Infinitely Losing My Edge
Yeah, I'm losing my edge.
I'm losing my edge.
The kids are coming up from behind.
I'm losing my edge.
I'm losing my edge to the kids from Portugal and from Mexico City.
But I was there.
I was there in 1984.
I was there at the first Arcadia show in London.
I'm losing my edge.
I'm losing my edge to the kids whose footsteps I hear when they get on the decks.
I'm losing my edge to the internet seekers who can tell me every member of every good group from 1966 to 1975.
I'm losing my edge.
To all the kids in New York and Houston.
I'm losing my edge to the art-school Lille kids in little jackets and borrowed nostalgia for the unremembered nineties.
I'm losing my edge.
I'm losing my edge.
I can hear the footsteps every night on the decks.
But I was there.
I was there in 1971 at the first Big Star practice in a loft in Memphis.
I was working on the linndrum sounds with much patience.
I was there when Donald Fagen started up his first band.
I told him, "Don't do it that way. You'll never make a dime."
I was there.
I was the first guy playing The Mummies to the electroclash kids.
I played it at the Spitz.
Everybody thought I was crazy.
We all know.
I was there.
I was there.
I've never been wrong.
But I'm losing my edge to better-looking people with better ideas and more talent.
And they're actually really, really nice.
I'm losing my edge.
I heard you have a compilation of every good song ever done by anybody.
Every great song by Man Parrish.
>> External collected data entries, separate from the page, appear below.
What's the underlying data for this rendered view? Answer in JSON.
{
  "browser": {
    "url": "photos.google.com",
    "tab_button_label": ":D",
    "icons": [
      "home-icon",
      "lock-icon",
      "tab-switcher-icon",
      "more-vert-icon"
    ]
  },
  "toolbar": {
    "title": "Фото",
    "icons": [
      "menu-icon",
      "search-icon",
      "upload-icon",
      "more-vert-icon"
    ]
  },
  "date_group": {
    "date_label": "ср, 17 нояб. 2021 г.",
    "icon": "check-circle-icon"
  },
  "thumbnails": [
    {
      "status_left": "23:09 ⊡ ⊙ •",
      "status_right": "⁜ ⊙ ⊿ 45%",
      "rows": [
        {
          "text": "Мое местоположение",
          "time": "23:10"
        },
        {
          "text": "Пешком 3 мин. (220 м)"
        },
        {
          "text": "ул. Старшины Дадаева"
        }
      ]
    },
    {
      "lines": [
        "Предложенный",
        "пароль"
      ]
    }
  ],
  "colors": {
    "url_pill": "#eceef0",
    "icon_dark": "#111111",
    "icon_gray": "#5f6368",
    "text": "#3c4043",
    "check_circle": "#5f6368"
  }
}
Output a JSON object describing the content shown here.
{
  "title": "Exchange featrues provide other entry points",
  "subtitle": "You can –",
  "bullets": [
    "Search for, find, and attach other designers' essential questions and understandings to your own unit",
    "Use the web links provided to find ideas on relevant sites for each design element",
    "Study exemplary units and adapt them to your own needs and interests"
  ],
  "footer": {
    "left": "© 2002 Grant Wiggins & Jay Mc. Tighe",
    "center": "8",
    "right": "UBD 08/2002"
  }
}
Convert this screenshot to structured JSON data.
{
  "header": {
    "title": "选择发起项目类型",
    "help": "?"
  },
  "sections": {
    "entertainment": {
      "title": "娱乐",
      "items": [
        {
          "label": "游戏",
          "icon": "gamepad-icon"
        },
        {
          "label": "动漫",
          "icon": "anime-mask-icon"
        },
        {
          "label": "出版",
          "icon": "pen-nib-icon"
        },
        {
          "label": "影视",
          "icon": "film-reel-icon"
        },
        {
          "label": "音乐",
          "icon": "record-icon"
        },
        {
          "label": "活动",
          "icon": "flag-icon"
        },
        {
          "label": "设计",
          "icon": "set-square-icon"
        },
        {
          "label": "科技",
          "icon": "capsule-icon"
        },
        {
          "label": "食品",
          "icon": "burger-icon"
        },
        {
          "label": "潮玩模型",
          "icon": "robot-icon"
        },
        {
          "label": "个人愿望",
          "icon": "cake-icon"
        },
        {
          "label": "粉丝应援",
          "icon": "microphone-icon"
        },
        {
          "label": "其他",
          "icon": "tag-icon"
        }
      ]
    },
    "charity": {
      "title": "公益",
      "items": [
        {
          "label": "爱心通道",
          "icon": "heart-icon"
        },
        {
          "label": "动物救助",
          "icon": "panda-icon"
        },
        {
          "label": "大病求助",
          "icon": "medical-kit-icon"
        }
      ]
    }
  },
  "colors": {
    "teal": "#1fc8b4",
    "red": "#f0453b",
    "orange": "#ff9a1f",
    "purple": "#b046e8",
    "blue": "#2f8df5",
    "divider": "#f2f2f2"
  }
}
All the underground hits.
All Throbbing Gristle tracks. I heard you have a vinyl of every Desert Stars record on German import.
I heard that you have a white label of every seminal rock hit - 1985, '86, '87.
I heard that you have a CD compilation of every good '60s cut and another box set from the '70s.
I hear you're buying a spring reverb and a linndrum and are throwing your macbook out the window because you want to make something real. You want to make a Kerrie Biddell record.
I hear that you and your band have sold your clarinet and bought a theremin.
I hear that you and your band have sold your theremin and bought a clarinet.
I hear everybody that you know is more relevant than everybody that I know.
But have you seen my records?
Cabaret Voltaire,
Barclay James Harvest,
Blossom Toes,
Maurizio,
Royal Trux,
The Remains,
Amon Düül II,
Harpers Bizarre,
the Germs,
The Modern Lovers,
Flipper,
Curtis Mayfield,
Michelle Simonal,
Ultra Naté,
Fad Gadget,
Model 500,
Rekid,
10cc,
K-Klass,
Crispian St. Peters,
The Moleskins,
Thompson Twins,
Marc Almond,
Circle Jerks,
Faraquet,
Swell Maps,
The J.B.'s,
The Human League,
Anthony Braxton,
Saccharine Trust,
Big Daddy Kane,
Grandmaster Flash and the Furious Five,
The Monochrome Set,
Derrick May,
A Flock of Seagulls,
Avey Tare's Slasher Flicks,
Eli Mardock,
Todd Terry,
The Gladiators,
MDC,
Sunsets and Hearts,
Magazine,
The Pop Group,
KRS-One,
Roxy Music,
Patti Smith,
Shuggie Otis,
Bill Near,
Harry Pussy,
OOIOO,
New Age Steppers,
Erasure,
Groovy Waters,
Morten Harket,
Warsaw,
The Last Poets,
Teenage Jesus and the Jerks,
Absolute Body Control,
Can,
Ultravox,
Super Lover Cee & Casanova Rud,
the Slits, the Slits, the Slits, the Slits.
You don't know what you really want.
You don't know what you really want.
You don't know what you really want.
You don't know what you really want.
You don't know what you really want.
You don't know what you really want.
You don't know what you really want.
You don't know what you really want.
You don't know what you really want.
You don't know what you really want.
You don't know what you really want.
You don't know what you really want.
You don't know what you really want.
You don't know what you really want.
You don't know what you really want.